The game itself is set in England several decades ago. One Guy Gisborne has managed to corrupt the country’s political systems to create a rapacious and malevolent corporatocracy. Robert Locksley is a hacker and activist who breaks into the simulated nerve-centers of Gisborne’s power apparatus to steal incriminating data, which is then shared with the downtrodden people. The whole exercise is transmitted via some futuristic video channel and hence the camera angles and view from top that is shown.

The game itself is a series of about 100 or so Isometric (in laymans language, 3 –D) maps of different places, with the view from an angle at the top, as if you are watching a CCTV camera. The map has a series of obstacles, structures and guards. The hero is actually a thief, who has to dodge the obstacles, guards and booby traps to win the booty. The Hero gets nice gadgets to escape and trap the guards, such as lures, decoys and even an invisibility cloak!

Volume1

Another theme that comes through is a kind of Robin Hood type setting, where he “robs the rich” and “rewards the poor”. In this game the rich are the corporatocracries, who have captured money and power by corrupting the political system.

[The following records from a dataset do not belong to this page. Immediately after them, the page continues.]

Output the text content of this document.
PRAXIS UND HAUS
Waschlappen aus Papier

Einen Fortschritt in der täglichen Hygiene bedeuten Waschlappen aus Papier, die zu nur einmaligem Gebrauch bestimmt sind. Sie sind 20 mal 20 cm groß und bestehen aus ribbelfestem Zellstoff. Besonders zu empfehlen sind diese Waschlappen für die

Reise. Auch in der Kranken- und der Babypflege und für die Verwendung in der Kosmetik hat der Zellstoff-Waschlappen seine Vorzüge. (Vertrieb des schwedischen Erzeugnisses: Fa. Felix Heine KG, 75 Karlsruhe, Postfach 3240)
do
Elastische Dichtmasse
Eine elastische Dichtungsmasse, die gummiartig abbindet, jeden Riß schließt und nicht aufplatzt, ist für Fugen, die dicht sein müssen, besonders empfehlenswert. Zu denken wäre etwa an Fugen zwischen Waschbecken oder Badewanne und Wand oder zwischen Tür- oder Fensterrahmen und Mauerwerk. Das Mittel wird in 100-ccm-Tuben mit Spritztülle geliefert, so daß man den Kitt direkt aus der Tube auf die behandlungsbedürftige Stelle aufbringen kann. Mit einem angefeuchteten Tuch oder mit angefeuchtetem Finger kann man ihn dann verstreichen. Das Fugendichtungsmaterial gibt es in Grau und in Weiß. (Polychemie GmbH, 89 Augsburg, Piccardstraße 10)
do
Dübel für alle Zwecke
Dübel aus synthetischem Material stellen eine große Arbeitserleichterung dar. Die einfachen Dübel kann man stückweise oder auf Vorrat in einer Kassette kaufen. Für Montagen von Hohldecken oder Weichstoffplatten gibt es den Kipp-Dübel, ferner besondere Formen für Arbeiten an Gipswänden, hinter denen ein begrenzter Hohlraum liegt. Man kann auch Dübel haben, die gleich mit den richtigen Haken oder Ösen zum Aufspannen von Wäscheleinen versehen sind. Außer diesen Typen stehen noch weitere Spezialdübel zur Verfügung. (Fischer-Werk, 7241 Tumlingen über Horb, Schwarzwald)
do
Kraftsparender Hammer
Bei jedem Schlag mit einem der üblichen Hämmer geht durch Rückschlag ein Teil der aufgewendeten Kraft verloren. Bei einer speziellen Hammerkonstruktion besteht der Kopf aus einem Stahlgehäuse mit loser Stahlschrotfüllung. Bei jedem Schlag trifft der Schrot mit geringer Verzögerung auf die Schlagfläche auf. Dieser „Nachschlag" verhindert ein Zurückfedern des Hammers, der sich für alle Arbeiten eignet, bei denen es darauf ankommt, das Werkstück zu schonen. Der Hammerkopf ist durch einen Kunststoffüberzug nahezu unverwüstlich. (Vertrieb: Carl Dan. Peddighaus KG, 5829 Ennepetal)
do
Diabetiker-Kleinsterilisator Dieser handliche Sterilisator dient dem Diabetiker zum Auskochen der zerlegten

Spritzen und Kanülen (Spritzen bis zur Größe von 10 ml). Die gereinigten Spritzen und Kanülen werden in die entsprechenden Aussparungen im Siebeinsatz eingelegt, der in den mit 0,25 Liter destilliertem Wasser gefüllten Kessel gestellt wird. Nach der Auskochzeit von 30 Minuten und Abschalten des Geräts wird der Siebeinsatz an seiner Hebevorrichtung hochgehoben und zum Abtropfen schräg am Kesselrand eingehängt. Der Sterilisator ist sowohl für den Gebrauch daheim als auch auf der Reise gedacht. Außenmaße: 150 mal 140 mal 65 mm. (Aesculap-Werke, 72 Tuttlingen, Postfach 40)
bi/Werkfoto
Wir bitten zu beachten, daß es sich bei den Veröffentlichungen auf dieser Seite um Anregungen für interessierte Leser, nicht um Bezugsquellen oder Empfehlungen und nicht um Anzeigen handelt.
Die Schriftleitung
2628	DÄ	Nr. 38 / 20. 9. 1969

There are plenty of text notes that help in giving a contextual feel while playing.

Several educational benefits are available. One is the usual skill of collecting information, trying to gauge the adversaries skills and assets, manipulating adversaries to have advantages over them, decision making when confronted and so on. Also it also has a well themed economic lesson that is hard to miss.

The same technique that is used in such games is also used in serious games that are used to teach concepts of process safety, such as HAZOP.

All in all, an excellent addition to your PC collection!